Return to running/impact exercise @ 12 weeks postnatal and beyond:

  • Graded return to running

  • When increasing running intensity, increase the duration of the run before the intensity

  • Monitor signs and symptoms, modify or cease the program and seek help from a pelvic health physiotherapist as appropriate to assist you in your return to your fitness goals.

What are the signs of pelvic floor and/or abdominal wall dysfunction to watch for?

· Urinary and/or fecal incontinence

· Urinary and/or fecal urgency – when you get a sudden strong need to go and have difficulty holding

· Heaviness/pressure/bulge/dragging in the pelvic region

· Pain with intercourse

· Difficulty having a bowel movement with a feeling of obstruction

· Pendular/hanging abdomen, doming of the abdominal midline, separated abdominal muscles and/or decreased abdominal strength and function

· Low back or pelvic pain

If you experience incontinence on normal daily activities – you are NOT ready to start exercise that involved impact and should seek professional help from your doctor and a pelvic health physio if possible.

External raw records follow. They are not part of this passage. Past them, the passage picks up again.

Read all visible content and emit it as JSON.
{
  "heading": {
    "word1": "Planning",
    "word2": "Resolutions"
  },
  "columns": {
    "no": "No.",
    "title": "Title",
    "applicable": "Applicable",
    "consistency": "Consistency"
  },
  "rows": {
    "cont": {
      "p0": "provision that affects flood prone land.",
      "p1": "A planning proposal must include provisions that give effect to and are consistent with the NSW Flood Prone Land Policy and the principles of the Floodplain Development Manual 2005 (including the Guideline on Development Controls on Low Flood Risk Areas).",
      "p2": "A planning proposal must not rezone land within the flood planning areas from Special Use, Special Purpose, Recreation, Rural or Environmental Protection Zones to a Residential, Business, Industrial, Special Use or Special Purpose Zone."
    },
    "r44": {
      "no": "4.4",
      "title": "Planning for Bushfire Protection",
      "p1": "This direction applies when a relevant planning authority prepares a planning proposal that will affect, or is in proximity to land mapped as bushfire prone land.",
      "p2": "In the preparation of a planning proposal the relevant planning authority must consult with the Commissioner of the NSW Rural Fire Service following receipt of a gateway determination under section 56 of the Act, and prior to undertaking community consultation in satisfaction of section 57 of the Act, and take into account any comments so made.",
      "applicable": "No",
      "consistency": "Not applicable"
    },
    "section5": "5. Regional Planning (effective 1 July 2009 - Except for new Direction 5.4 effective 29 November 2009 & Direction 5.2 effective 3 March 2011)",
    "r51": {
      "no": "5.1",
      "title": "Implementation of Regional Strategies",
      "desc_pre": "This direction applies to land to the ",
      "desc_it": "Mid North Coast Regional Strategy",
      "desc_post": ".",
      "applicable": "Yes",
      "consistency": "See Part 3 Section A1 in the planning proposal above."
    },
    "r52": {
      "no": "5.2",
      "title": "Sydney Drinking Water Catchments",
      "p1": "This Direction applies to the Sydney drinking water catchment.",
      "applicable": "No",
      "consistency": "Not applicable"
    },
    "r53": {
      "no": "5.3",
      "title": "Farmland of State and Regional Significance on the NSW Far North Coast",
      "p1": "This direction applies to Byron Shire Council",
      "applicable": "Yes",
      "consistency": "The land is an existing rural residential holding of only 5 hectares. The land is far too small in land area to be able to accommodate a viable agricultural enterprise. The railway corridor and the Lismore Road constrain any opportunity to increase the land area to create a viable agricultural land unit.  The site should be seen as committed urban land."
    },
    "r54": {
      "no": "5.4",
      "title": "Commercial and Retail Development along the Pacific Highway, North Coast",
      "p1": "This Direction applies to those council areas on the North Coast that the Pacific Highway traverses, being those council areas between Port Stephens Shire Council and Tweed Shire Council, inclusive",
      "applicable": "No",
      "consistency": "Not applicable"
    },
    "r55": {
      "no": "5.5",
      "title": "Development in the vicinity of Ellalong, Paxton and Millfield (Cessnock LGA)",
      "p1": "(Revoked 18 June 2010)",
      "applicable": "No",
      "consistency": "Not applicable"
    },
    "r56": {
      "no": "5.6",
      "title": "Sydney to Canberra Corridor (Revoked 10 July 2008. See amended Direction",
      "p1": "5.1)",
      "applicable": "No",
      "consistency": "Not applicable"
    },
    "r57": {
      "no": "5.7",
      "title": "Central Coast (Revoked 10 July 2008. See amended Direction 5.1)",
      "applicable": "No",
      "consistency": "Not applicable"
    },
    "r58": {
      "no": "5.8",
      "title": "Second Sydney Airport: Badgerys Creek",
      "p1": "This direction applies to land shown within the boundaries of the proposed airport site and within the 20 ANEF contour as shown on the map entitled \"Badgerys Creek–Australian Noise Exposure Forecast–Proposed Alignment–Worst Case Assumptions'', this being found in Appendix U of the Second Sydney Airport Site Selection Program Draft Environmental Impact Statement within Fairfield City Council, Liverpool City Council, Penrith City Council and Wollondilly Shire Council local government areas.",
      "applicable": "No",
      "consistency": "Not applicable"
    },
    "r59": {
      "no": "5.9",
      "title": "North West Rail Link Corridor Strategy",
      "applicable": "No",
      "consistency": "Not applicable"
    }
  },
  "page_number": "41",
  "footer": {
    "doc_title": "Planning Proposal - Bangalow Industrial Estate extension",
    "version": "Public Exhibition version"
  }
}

If you experience the above symptoms during or after exercise – you are NOT ready for that level of exercise and need to modify or cease that activity for now.

My final advice: see a pelvic health physiotherapist for a full postnatal check from 6 weeks postnatal.

At Pelvic Plus Physio, this would include

· a detailed assessment o your posture, back, pelvic, pelvic floor and abdominal muscles.

· a readiness for impact screen prior to returning to impact exercise.

· regular follow up as required to get you back on track and meet your fitness goals through an individualized, progressive exercise program.